Without this perspective, the education system is skewed towards enterprise, a paradigm that reinforces the individualisation of the labour market and exacerbates inequality.

This is about promoting genuine economic justice. Teaching about unions and rights-at-work is a basic but fundamental intervention in the process of mitigating wealth and income inequality.

Another part of that equation is access to representation. We provide this to young workers who have nowhere else to turn to, that work in industries and companies where the buffer of union strength is absent. They come to us with stories of wage theft, of bullying, of unfair dismissal, of discrimination.
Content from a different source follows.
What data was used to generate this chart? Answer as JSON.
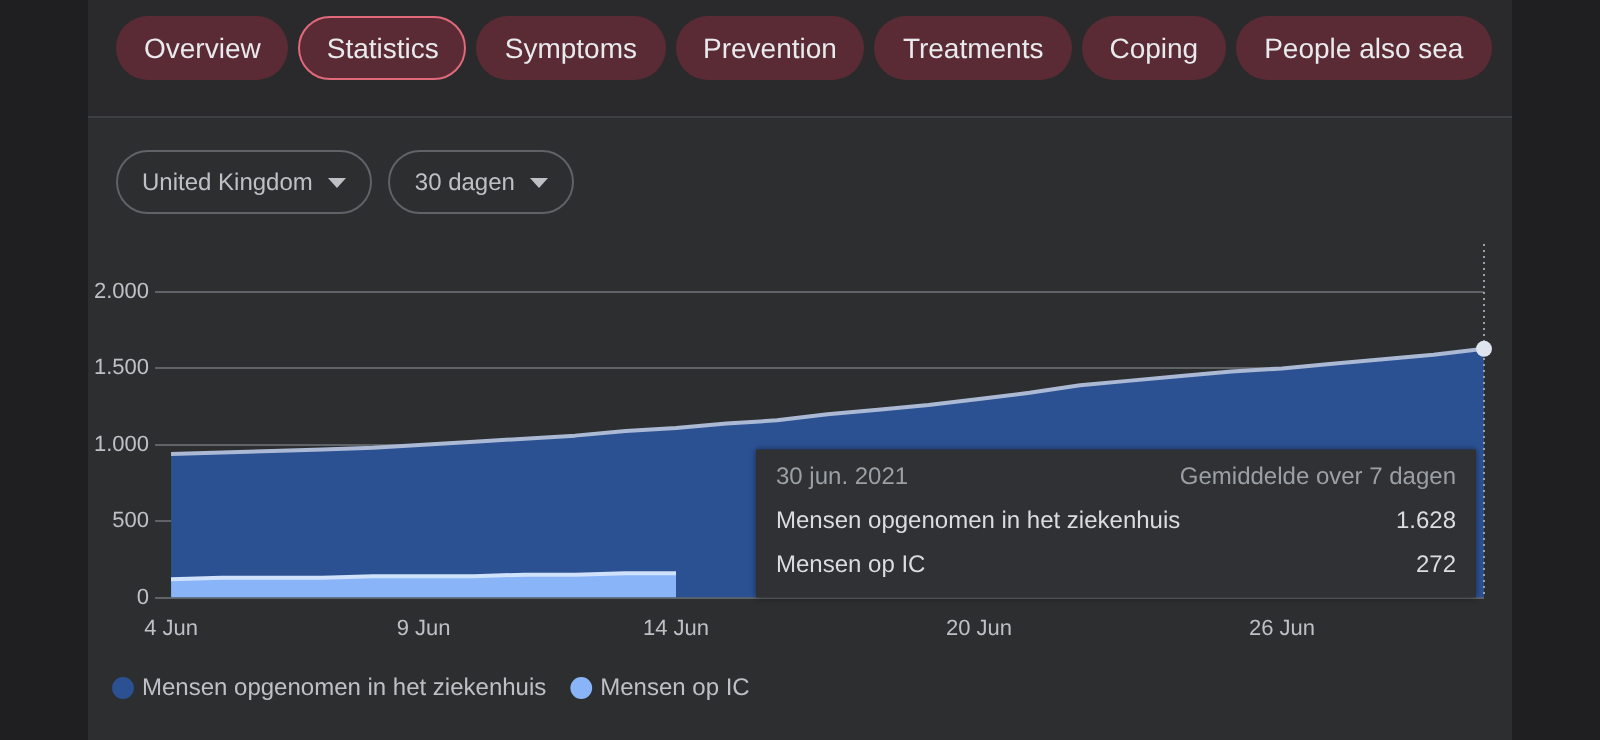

Benny, a roofer, was fired under a 90 day trial because he has diabetes. He had nowhere to go so he came to us. We raised a PG which the employer ignored, so we took it up with the Human Rights Commission and applied to the Office of Human Rights Proceedings for legal aid. Benny was successful and his employer was made to realise the error of their ways to the tune of thousands.

But for every Benny we help, thousands more injustices go unchallenged.

YWRC aims to operate nationwide by 2025, but currently only young people in the Waikato and Bay of Plenty have access to this service. Earlier this year I visited Central Otago and empowered over 700 students in some of the most isolated places in New Zealand.

Right now we are working hard to expand into Auckland and establish an educator role to service the 87 secondary schools and 130,000 students in the region. Both of these areas are prime targets for expansion and we have support from local community and union officials.

A small team of activists and volunteers keep the YWRC running. A third staff member hired for the first time this year made a huge difference to our capacity.

With an Auckland educator added to our ranks and discussions in motion to establish more educators and legal advocates, our capacity as an organisation will balloon.

But the challenge is, unsurprisingly, funding.

We are asking you to dig deep, donate the price of a coffee, talk to your mates, your union officials, your colleagues, your membership, whoever it is you need to talk to, and say to them:

“We need to support the Young Workers Resource Centre. What they do gives young people access to employment justice. They are supporting workers that we cannot and whom no one else is. It is our responsibility to support them.”

We could do so much more with your support.

Like a precarious worker who finds a job with a permanent contract, we would have the security to plan for the future.

Help us and Young Workers Resource Centre can be a workers movement that will change the way young people engage with social issues, employment, and unions.